China and the missing Treasuries | FT Alphaville

China and the missing Treasuries

An amusing Bloomberg chart from last week:

The idea is that given the large additional asset purchases expected from QE2 and the ongoing Bank of Japan interventions, the US Fed and Japan could soon overtake China as the biggest holder of US Treasuries.

But that’s only if you’re confident in the accuracy of the monthly Treasury International Capital System data, which was updated on Monday. And we aren’t — in reality, the volume of China’s treasury holdings is probably a good bit higher.

The TICS data show that China finished August with Treasury holdings of $868bn, an increase of $21bn over July. But that’s the wrong number to focus on.

Have a look at this chart from Street Sweep:

The UK increased its Treasury holdings from $374bn in July to $449bn in August. And since the end of August 2009, the amount has more than quadrupled. In that same period of time, China has reduced its holdings from $937bn to $868bn. Or so say the TICS numbers.

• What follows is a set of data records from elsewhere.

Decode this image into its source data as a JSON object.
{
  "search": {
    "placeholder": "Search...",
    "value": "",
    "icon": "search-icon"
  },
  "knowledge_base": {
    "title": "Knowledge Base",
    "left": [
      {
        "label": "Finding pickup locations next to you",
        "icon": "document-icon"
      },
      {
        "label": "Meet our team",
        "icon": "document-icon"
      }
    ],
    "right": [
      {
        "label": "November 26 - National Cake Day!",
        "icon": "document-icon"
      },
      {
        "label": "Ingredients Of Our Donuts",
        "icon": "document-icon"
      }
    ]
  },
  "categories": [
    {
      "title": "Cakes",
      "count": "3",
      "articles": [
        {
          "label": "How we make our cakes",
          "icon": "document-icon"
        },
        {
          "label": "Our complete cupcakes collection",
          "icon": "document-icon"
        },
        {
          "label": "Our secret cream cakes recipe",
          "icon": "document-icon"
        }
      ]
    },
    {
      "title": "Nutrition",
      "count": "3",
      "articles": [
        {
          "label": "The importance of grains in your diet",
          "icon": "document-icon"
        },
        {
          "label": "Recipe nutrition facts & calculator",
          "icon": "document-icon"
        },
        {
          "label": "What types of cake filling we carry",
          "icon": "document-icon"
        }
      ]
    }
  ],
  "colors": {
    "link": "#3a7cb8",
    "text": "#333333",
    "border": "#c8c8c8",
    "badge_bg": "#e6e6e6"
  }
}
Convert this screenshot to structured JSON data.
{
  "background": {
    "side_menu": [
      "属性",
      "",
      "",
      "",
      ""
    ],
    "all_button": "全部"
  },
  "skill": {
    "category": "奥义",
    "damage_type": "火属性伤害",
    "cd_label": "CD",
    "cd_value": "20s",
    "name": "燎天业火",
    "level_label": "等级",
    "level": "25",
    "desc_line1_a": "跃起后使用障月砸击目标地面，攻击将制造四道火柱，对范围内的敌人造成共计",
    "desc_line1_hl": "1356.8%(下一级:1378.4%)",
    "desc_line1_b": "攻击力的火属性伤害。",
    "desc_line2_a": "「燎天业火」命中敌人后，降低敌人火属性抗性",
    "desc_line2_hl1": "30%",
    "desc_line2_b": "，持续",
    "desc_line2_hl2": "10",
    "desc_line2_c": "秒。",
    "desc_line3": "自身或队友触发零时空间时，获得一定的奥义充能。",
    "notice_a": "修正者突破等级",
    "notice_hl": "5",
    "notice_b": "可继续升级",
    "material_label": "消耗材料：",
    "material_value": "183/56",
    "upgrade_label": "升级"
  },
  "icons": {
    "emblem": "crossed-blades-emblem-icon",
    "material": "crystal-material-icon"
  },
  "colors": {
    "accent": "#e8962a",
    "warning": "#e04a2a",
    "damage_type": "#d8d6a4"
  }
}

These monthly numbers are based on interviews with US financial institutions. But once a year, the Treasury department also conducts a tedious, time-consuming survey of the major foreign investors in Treasuries, including central banks. As the annual surveys are considered more accurate, the monthly numbers have to be revised.

Why the discrepancy between the monthly and annual numbers? We’ll post again an explanation from Deutsche Bank that we reported earlier this year:

Theoretically, the cumulative net purchases should add up to the changes in the annual holdings surveys, but this is not the case, since errors can creep into the monthly purchase surveys. The biggest source of error is that it doesn’t record transactions between foreign entities. Thus if a UK bank sells Treasuries to an investor in China, it isn’t recorded in the TIC data. But even the total purchases exhibit discrepancies, suggesting that there are simply errors in record-keeping.

Now consider the most recent revisions, which were published in February but covered the year through the end of June 2009:

China’s holdings were revised up by $139bn, while the UK’s holdings were revised down by $124bn — nearly offsetting each other entirely.

As we’ve previously reported, China buys a lot of its Treasuries through brokers in London. And the revision earlier this year is nothing new. If you look at the data from prior years, which includes the revisions, you’ll notice the pattern. The UK’s holdings increase from June of one year to June of the next, and then the majority of these additional holdings are revised away. (The June 2009 revision reduced UK holdings from $214bn to $91bn.)

Or in the words of Standard Chartered analysts, the annual survey “ends up reallocating most of the UK purchases during the previous year to China.” We should note, however, that this can’t explain all the revision in the UK holdings every year — in some years there has been a much larger discrepancy between this downward revision and the corresponding upward revision in the China holdings.

We won’t know how the June 2010 numbers will be revised until early next year. And we have to wait until 2012 to have a better idea of the extent to which last month’s huge $75bn increase in the UK’s holding is attributable to China.

But if you’re keeping track of which country is likely to be the biggest holder of US Treasuries in the near future, don’t discount China just yet — it might have a bigger lead than you think.